Nedim’in bir zamanlar bir taşını İran’dan daha kıymetli bulduğu, şehirlerin sultanı İstanbul, UNESCO tarafından 2010 Kültür Başkenti seçilerek bütün dünyanın vitrinine çıkarılmıştır. Artık doğusuyla batısıyla bütün dünyanın gözleri İstanbul’umuzun üzerindedir.
İstanbul, yerli yazarların bitmek bilmeyen bir ilham kaynağıdır. Bu şehir hakkında yazanların birçoğu da ecnebi kökenlidir. Bir şekilde İstanbul’a gelen, bu şehirde vazife gören veya geçerken bu mümtaz kente uğrayanlar, bu şehrin üzerine mercek tutmuşlardır. İşte bu ecnebi kişilerin kaleminden dökülenler, değerli araştırmacı-yazar Prof. Dr. Ümit Meriç tarafından bir araya getirilerek “Şehirlerin Sultanı Seyyahların Aynasında İstanbul” adıyla iki kapak arasına alındı. Son derece kaliteli basılan bu kitap Albaraka Türk tarafından okuyucuya sunuldu. Bir katılım bankası olan Albaraka Türk’ü bu kültür hizmetinden dolayı kutluyoruz.

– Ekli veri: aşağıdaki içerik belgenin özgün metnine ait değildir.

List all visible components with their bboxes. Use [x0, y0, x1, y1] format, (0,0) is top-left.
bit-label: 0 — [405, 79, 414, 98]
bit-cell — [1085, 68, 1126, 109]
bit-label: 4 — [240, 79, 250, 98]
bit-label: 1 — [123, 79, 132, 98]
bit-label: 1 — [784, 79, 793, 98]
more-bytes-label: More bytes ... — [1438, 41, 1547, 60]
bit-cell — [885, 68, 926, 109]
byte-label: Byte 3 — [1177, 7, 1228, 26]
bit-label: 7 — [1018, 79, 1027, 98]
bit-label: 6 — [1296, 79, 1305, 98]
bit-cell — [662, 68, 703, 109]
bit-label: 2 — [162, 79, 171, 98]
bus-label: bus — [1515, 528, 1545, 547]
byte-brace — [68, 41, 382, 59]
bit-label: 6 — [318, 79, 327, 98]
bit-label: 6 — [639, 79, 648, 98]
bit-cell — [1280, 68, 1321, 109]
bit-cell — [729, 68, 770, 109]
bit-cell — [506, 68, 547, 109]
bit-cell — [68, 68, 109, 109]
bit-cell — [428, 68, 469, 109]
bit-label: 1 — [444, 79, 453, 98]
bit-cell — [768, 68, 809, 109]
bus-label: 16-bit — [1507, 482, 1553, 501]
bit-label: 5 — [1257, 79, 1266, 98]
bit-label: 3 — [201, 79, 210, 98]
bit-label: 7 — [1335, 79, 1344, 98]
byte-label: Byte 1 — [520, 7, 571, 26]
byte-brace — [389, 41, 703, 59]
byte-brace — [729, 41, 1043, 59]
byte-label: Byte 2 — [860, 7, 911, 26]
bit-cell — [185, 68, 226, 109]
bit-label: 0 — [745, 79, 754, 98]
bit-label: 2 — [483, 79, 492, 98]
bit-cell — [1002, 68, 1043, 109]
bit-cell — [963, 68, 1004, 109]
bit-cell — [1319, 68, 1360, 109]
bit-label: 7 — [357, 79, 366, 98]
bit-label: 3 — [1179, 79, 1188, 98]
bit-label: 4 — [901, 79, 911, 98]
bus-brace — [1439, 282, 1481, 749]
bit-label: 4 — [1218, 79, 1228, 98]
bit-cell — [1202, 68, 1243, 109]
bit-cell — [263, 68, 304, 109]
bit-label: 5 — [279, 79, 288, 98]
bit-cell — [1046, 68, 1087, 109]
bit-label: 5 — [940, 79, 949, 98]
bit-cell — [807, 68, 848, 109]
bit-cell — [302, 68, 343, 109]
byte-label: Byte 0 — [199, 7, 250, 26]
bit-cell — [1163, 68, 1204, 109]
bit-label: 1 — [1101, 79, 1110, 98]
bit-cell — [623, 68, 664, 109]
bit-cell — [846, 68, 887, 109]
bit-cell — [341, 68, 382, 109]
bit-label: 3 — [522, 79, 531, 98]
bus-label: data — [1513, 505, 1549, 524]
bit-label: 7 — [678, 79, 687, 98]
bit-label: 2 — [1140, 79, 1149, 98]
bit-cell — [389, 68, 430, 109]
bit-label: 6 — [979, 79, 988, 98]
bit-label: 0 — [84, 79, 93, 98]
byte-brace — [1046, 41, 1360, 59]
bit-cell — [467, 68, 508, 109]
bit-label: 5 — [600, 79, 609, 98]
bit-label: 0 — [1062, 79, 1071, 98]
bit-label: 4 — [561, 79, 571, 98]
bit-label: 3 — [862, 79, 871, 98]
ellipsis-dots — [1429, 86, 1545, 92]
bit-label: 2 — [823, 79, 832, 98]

Yabancıların İstanbul’a bakışları bizim açımızdan çok önemlidir. Çünkü onlar bu tarihî medeniyet beşiğine kendi inançları ve kültürleri açısından bakarak kentimizi bellek süzgeçlerinden geçirmektedirler. Onların İstanbul’a dair kanaatleri bize yepyeni ve farklı ufuklar açacaktır. Bizlerin aidiyet duygusuyla baktığı bu şehir, yabancıların gözüyle gerçek mecrasını bulacaktır. İşte bu açıdan bakınca 93 yabancı seyyah yazarın İstanbul’a dair duygu ve düşüncelerinin anlatıldığı bu kitap çok önemli bir boşluğu doldurmaktadır. Ekonomiye yön veren Albaraka Türk bu eserle kültürümüze ve İstanbul’umuza çok önemli bir armağan sundu.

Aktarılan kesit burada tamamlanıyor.